What has helped you in your recovery?: I have been
in physical therapy, I do exercises at home, I walk daily (although it's
difficult!), and I am now working my legs in a swimming pool using an aqua belt.
|I was prescribed Levaquin - 500 mg./day for 14 days - due
to a persistent cough. Three days later my left heel became sore; the day
after that the right heel joined it. I thought I must be stiff from some
exercise I had done and let this condition persist for two weeks before I
returned to the subscribing physician. He looked at my feet, saw they were
swollen and prescribed a diuretic to reduce the swelling. Four days later I
experienced excruciating pain in both legs as I was pushing a grocery cart
containing my Thanksgiving turkey. My husband took me back to the doctor -
he looked at my feet and said, "My God, this is an adverse reaction to the
Levaquin I gave you. I've never seen both legs affected, but I did have one
other patient some time ago with minor tendonitis from the drug." I was sent
to a surgeon who sent me to get an MRI. That confirmed that both tendons had
ruptured, and on December 3rd I had bilateral surgery to reconnect the
tendons. I was fortunate that the tendons could be reconnected - the
surgeons (two worked on me) were afraid that they might have to reconstruct
|After three days in the hospital with
non-weight bearing casts on both legs from just below the knee, I went from
the hospital to a nursing home where I stayed for five weeks. This was
necessary, as our condominium is two stories and my husband had to have an
elevator installed before I could come home. I might add that this is quite
an expense! After 7 weeks and three cast changes, the casts were removed and
I was told I could walk. I could barely stand. But after extensive physical
therapy and a lot of work on my part, I now walk nearly a mile every day
although I come home exhausted.
Another adverse reaction I've had is in my shoulders, the rotator cuffs. I've had problems with my shoulders for some time, but the Levaquin exacerbated the pain. Now I can barely lift my 4-month old granddaughter and can't lift my 15-month old grandson. This condition seems only to be getting worse, particularly when I am lying in bed. Sleeping is difficult.
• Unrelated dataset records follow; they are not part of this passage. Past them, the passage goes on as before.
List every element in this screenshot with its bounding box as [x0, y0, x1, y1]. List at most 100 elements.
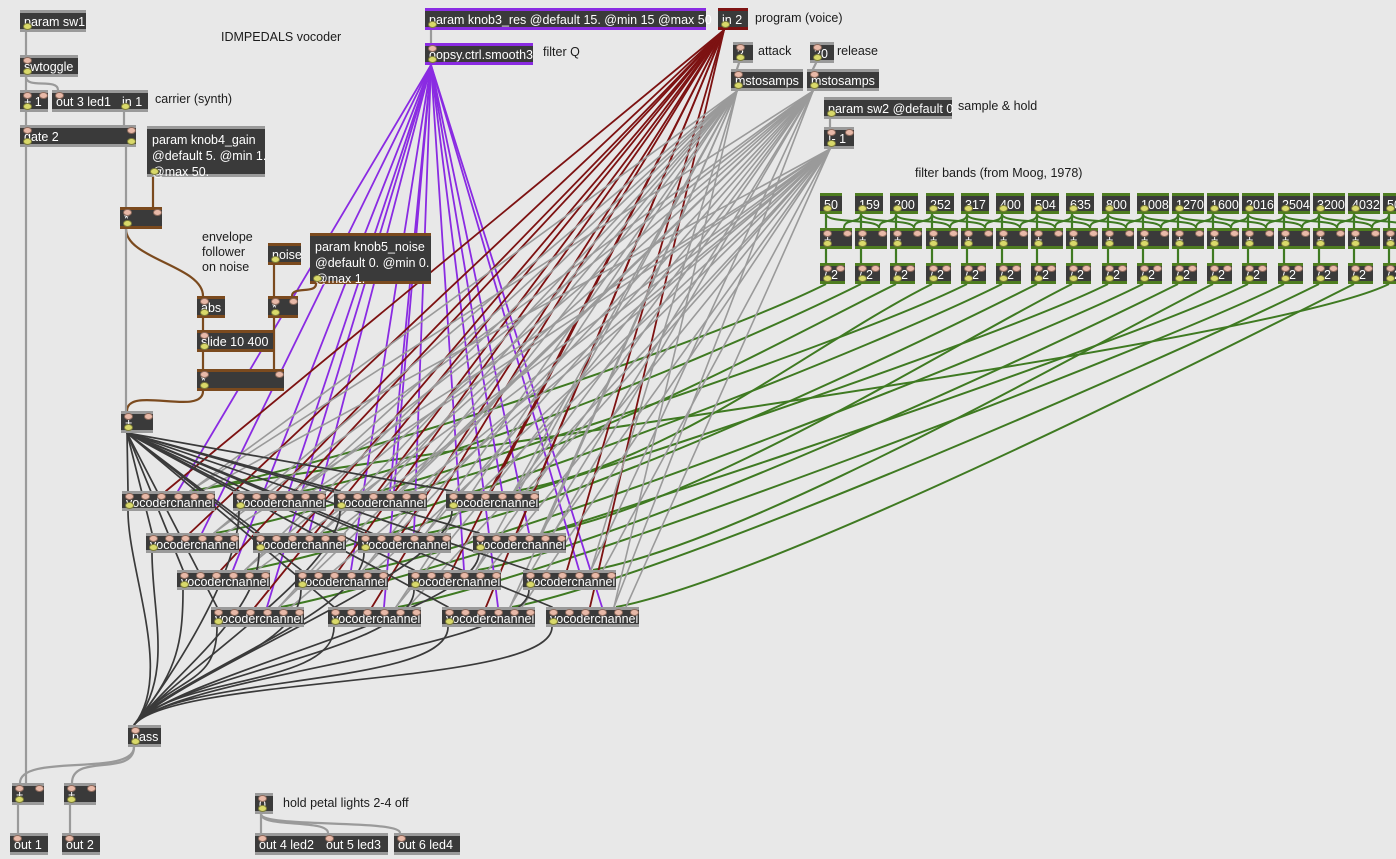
obj-pass[interactable]: pass: [128, 725, 161, 747]
obj-sum-out1[interactable]: +: [12, 783, 44, 805]
vocoderchannel[interactable]: vocoderchannel: [473, 533, 566, 553]
inlet[interactable]: [977, 265, 986, 272]
outlet[interactable]: [1210, 205, 1219, 212]
inlet[interactable]: [397, 835, 406, 842]
inlet[interactable]: [542, 572, 552, 579]
outlet[interactable]: [813, 54, 822, 61]
obj-release-num[interactable]: 20: [810, 42, 834, 63]
outlet[interactable]: [1351, 205, 1360, 212]
inlet[interactable]: [1316, 230, 1325, 237]
filter-band-plus-50[interactable]: +: [820, 228, 852, 249]
vocoderchannel[interactable]: vocoderchannel: [146, 533, 239, 553]
outlet[interactable]: [893, 275, 902, 282]
obj-mstosamps-release[interactable]: mstosamps: [807, 69, 879, 91]
inlet[interactable]: [369, 493, 379, 500]
inlet[interactable]: [125, 493, 134, 500]
outlet[interactable]: [476, 544, 485, 551]
inlet[interactable]: [999, 230, 1008, 237]
outlet[interactable]: [858, 240, 867, 247]
inlet[interactable]: [736, 44, 745, 51]
outlet[interactable]: [823, 205, 832, 212]
inlet[interactable]: [320, 535, 330, 542]
inlet[interactable]: [200, 298, 209, 305]
obj-out3-led1[interactable]: out 3 led1: [52, 90, 120, 112]
inlet[interactable]: [1047, 265, 1056, 272]
inlet[interactable]: [1336, 230, 1345, 237]
outlet[interactable]: [1034, 275, 1043, 282]
vocoderchannel[interactable]: vocoderchannel: [211, 607, 304, 627]
filter-band-plus-800[interactable]: +: [1102, 228, 1134, 249]
filter-band-plus-1270[interactable]: +: [1172, 228, 1204, 249]
inlet[interactable]: [443, 572, 453, 579]
filter-band-plus-317[interactable]: +: [961, 228, 993, 249]
vocoderchannel[interactable]: vocoderchannel: [253, 533, 346, 553]
inlet[interactable]: [1386, 230, 1395, 237]
outlet[interactable]: [823, 275, 832, 282]
inlet[interactable]: [843, 230, 852, 237]
inlet[interactable]: [1258, 265, 1267, 272]
patcher-canvas[interactable]: 50+/ 2159+/ 2200+/ 2252+/ 2317+/ 2400+/ …: [0, 0, 1396, 859]
filter-band-plus-4032[interactable]: +: [1348, 228, 1380, 249]
filter-band-freq-2016[interactable]: 2016: [1242, 193, 1274, 214]
outlet[interactable]: [964, 205, 973, 212]
obj-mstosamps-attack[interactable]: mstosamps: [731, 69, 803, 91]
outlet[interactable]: [1034, 240, 1043, 247]
outlet[interactable]: [180, 581, 189, 588]
outlet[interactable]: [810, 82, 819, 89]
inlet[interactable]: [1105, 230, 1114, 237]
obj-mult-envelope[interactable]: *: [197, 369, 284, 391]
inlet[interactable]: [878, 230, 887, 237]
inlet[interactable]: [379, 609, 389, 616]
outlet[interactable]: [127, 138, 136, 145]
inlet[interactable]: [361, 535, 370, 542]
filter-band-freq-1008[interactable]: 1008: [1137, 193, 1169, 214]
inlet[interactable]: [197, 535, 207, 542]
filter-band-plus-200[interactable]: +: [890, 228, 922, 249]
inlet[interactable]: [984, 230, 993, 237]
obj-in2[interactable]: in 2: [718, 8, 748, 30]
inlet[interactable]: [893, 230, 902, 237]
inlet[interactable]: [409, 535, 419, 542]
obj-attack-num[interactable]: 2: [733, 42, 753, 63]
inlet[interactable]: [590, 572, 600, 579]
inlet[interactable]: [1371, 230, 1380, 237]
inlet[interactable]: [476, 535, 485, 542]
inlet[interactable]: [530, 493, 539, 500]
outlet[interactable]: [1105, 240, 1114, 247]
filter-band-div-2016[interactable]: / 2: [1242, 263, 1267, 284]
outlet[interactable]: [1316, 205, 1325, 212]
inlet[interactable]: [123, 209, 132, 216]
filter-band-freq-3200[interactable]: 3200: [1313, 193, 1345, 214]
inlet[interactable]: [23, 92, 32, 99]
inlet[interactable]: [858, 265, 867, 272]
filter-band-freq-4032[interactable]: 4032: [1348, 193, 1380, 214]
outlet[interactable]: [331, 618, 340, 625]
inlet[interactable]: [1351, 265, 1360, 272]
inlet[interactable]: [1301, 230, 1310, 237]
inlet[interactable]: [131, 727, 140, 734]
filter-band-freq-400[interactable]: 400: [996, 193, 1024, 214]
inlet[interactable]: [213, 535, 223, 542]
outlet[interactable]: [858, 275, 867, 282]
inlet[interactable]: [157, 493, 167, 500]
filter-band-div-504[interactable]: / 2: [1031, 263, 1056, 284]
filter-band-div-50[interactable]: / 2: [820, 263, 845, 284]
inlet[interactable]: [445, 609, 454, 616]
inlet[interactable]: [823, 230, 832, 237]
filter-band-freq-1600[interactable]: 1600: [1207, 193, 1239, 214]
outlet[interactable]: [1386, 275, 1395, 282]
inlet[interactable]: [893, 265, 902, 272]
outlet[interactable]: [149, 544, 158, 551]
obj-in1[interactable]: in 1: [118, 90, 148, 112]
inlet[interactable]: [337, 493, 346, 500]
inlet[interactable]: [149, 535, 158, 542]
vocoderchannel[interactable]: vocoderchannel: [177, 570, 270, 590]
inlet[interactable]: [268, 493, 278, 500]
outlet[interactable]: [15, 796, 24, 803]
obj-param-sw2[interactable]: param sw2 @default 0: [824, 97, 953, 119]
inlet[interactable]: [949, 230, 958, 237]
outlet[interactable]: [1105, 275, 1114, 282]
outlet[interactable]: [271, 309, 280, 316]
filter-band-div-159[interactable]: / 2: [855, 263, 880, 284]
vocoderchannel[interactable]: vocoderchannel: [295, 570, 388, 590]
I am fortunate in that I do not work, so that is not a problem. Also I have an extremely helpful and caring husband of 47 years and three children who are most attentive. Our oldest daughter came from her home in Hawaii to be with me when I first had the casts removed. Medicare and our AARP supplement have paid most of the expenses except, of course, the elevator.
I have been very active all my life, and this episode has severely restricted my activity. In another few months I am hoping that I will be walking without "looking and feeling funny." I tell everyone I know, DON'T TAKE FLUOROQUINOLONES.